The European Union (EU) drummed up 107 billion euros ($130 billion) of orders for its debut bond sale under the recovery fund, the first sign that investor appetite is robust for the AAA-rated securities.
Danske Bank A/S and ABN Amro Bank NV expect the EU to raise 10 billion euros or more from the sale of 10-year debt, with about 80 billion euros of issuance slated for this year. Order books have so far fallen short of the 145 billion-euro record for a similar-dated social bond last year, but can still climb.
“It is just flying,” said Jens Peter Sorensen, chief analyst at Danske Bank A/S. “They have done the safe choice of doing a 10-year bond and giving a decent new issue premium. It can’t go wrong.”
The sale has been one of the most highly-anticipated in recent times, given the huge amount of debt that the EU plans to sell over the next few years. Before the pandemic, pooling European debt would have been a near-impossible feat and faced stiff resistance from the region’s richer countries.
The NextGenerationEU program has itself been a boon for borrowing costs across the region, narrowing the premium faced by riskier debt issuers like Greece and Italy.
Two more sales are set to come by the end of July, and green bonds may come as early as autumn. The EU also plans to issue bonds via syndication, as well as sell short-dated bills as part of its plans to become a fully-fledged debt issuer.
Europe is emerging from the pandemic as the speed of vaccine distribution ramps up. That’s seen bets mount for a rapid economic recovery this year, but also inflation, which is a scourge for bond investors. The European Central Bank is expected to announce a winding down of its pandemic purchase program in September, having held off from making the decision last week.
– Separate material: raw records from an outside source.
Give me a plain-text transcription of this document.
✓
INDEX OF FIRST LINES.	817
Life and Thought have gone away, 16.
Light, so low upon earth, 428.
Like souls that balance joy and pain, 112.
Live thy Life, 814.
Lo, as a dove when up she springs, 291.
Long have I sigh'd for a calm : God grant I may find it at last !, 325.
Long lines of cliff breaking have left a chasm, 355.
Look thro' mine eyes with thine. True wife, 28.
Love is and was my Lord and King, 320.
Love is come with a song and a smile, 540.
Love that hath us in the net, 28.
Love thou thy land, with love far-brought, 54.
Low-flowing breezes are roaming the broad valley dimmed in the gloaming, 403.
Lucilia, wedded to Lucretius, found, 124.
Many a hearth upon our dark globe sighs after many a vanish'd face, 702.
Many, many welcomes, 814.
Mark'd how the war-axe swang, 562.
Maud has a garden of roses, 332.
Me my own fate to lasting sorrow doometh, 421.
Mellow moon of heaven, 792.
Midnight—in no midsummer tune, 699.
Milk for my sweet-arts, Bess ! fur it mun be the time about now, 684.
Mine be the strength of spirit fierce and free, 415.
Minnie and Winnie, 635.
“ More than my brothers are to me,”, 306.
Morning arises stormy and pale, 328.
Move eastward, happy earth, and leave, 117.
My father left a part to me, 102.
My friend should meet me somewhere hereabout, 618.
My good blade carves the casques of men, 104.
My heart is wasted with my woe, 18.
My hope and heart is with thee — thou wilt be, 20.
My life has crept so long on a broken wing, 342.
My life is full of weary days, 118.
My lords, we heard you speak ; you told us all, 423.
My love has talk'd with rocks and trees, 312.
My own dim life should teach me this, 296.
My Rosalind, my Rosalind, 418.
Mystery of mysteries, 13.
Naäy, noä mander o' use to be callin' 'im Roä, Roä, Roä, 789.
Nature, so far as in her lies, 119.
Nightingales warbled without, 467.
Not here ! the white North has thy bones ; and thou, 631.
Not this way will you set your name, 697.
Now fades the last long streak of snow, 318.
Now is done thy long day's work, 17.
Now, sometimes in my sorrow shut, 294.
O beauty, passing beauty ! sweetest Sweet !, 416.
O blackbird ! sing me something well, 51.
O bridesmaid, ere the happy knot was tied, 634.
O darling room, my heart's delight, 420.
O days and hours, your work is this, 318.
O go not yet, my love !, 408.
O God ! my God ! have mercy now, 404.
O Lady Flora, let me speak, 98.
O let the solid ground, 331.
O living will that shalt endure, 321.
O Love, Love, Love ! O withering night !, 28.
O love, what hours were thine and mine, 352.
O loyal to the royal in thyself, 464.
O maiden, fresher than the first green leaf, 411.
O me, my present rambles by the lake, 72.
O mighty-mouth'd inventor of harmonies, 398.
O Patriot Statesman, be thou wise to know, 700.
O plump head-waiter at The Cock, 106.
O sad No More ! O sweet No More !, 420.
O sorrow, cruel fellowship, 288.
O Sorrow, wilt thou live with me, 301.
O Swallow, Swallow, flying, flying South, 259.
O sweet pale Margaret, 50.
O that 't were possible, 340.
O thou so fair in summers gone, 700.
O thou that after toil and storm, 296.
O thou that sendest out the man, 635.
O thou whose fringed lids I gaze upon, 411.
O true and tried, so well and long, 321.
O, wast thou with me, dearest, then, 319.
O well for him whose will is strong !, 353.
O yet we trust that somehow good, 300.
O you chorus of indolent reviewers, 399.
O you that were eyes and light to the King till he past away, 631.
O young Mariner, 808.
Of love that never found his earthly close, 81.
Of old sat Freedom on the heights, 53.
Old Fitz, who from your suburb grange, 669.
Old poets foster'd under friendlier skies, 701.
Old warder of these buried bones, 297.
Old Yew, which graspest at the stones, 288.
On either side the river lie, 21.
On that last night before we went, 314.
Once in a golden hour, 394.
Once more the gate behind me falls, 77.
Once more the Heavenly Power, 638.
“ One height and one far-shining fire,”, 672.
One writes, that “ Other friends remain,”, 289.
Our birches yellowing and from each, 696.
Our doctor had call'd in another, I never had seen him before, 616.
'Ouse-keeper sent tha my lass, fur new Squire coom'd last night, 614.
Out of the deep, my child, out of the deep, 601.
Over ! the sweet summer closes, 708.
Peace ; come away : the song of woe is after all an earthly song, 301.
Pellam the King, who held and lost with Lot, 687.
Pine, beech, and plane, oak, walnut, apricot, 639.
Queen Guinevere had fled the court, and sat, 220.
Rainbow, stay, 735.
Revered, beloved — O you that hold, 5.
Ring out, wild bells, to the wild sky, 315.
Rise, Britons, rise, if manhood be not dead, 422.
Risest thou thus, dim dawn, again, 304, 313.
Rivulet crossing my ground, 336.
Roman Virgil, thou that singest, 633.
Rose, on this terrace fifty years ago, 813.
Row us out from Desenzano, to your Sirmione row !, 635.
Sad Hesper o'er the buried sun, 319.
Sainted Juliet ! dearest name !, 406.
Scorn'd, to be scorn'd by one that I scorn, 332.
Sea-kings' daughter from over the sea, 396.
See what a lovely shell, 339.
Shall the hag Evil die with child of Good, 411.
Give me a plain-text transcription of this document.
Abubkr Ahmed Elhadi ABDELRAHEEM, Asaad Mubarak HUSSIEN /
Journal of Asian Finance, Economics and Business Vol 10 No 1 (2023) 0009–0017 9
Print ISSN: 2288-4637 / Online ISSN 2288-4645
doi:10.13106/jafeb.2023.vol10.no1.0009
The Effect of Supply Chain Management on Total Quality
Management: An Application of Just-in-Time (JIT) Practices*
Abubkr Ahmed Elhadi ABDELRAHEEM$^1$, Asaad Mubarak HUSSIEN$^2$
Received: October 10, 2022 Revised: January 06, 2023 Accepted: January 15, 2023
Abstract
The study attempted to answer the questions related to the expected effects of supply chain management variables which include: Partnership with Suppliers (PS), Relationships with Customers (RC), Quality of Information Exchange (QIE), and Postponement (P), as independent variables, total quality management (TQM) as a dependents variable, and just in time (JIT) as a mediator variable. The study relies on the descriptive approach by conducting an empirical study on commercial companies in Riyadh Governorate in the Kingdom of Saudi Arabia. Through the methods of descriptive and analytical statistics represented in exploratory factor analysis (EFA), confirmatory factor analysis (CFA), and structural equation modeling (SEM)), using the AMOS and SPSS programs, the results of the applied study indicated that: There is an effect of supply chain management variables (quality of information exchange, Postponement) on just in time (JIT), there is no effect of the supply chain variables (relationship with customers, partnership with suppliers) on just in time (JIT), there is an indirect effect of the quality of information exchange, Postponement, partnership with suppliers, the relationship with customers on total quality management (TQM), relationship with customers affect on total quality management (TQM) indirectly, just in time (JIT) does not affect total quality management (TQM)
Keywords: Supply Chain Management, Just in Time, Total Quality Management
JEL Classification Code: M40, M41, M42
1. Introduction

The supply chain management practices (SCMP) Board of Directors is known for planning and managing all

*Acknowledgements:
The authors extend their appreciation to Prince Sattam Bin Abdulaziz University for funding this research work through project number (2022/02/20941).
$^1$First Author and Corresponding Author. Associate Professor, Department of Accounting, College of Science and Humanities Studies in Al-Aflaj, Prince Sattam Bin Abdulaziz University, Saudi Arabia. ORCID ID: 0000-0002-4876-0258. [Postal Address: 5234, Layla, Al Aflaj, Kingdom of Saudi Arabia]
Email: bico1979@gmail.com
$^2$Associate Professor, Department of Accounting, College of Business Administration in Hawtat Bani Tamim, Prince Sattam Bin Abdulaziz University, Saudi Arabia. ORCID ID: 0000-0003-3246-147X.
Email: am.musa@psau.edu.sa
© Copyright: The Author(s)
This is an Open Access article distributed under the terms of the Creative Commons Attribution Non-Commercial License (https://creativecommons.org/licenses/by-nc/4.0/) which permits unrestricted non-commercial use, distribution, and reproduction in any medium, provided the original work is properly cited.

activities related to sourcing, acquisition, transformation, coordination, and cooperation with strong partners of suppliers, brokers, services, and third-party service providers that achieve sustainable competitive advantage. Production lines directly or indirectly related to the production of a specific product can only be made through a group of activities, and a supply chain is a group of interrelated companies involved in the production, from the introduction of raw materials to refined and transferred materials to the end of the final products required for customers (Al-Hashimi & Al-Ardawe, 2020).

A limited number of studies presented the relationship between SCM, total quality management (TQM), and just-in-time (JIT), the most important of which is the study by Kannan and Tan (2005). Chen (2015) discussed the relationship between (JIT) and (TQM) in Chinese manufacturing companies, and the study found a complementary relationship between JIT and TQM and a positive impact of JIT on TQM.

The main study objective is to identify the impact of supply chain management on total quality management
“International investors are very happy with these bonds coming out of Europe,” Klaus Regling, managing director at the European Stability Mechanism told Bloomberg TV. “People are happy with how Europe has reacted to the crisis and how the euro area is developing.”
The banks highlighted the relative cheapness of the bond when the EU opened orderbooks, which is often used as a way for issuers to entice investors into buying up a new security. The sale was given price guidance of two basis points below midswaps, a tightening from the initial price thoughts.
“Investor appetite for the deal will be significant,” wrote ABN strategist Floortje Merten in a note to clients. “We deem it likely that the European Commission will issue a significant size.”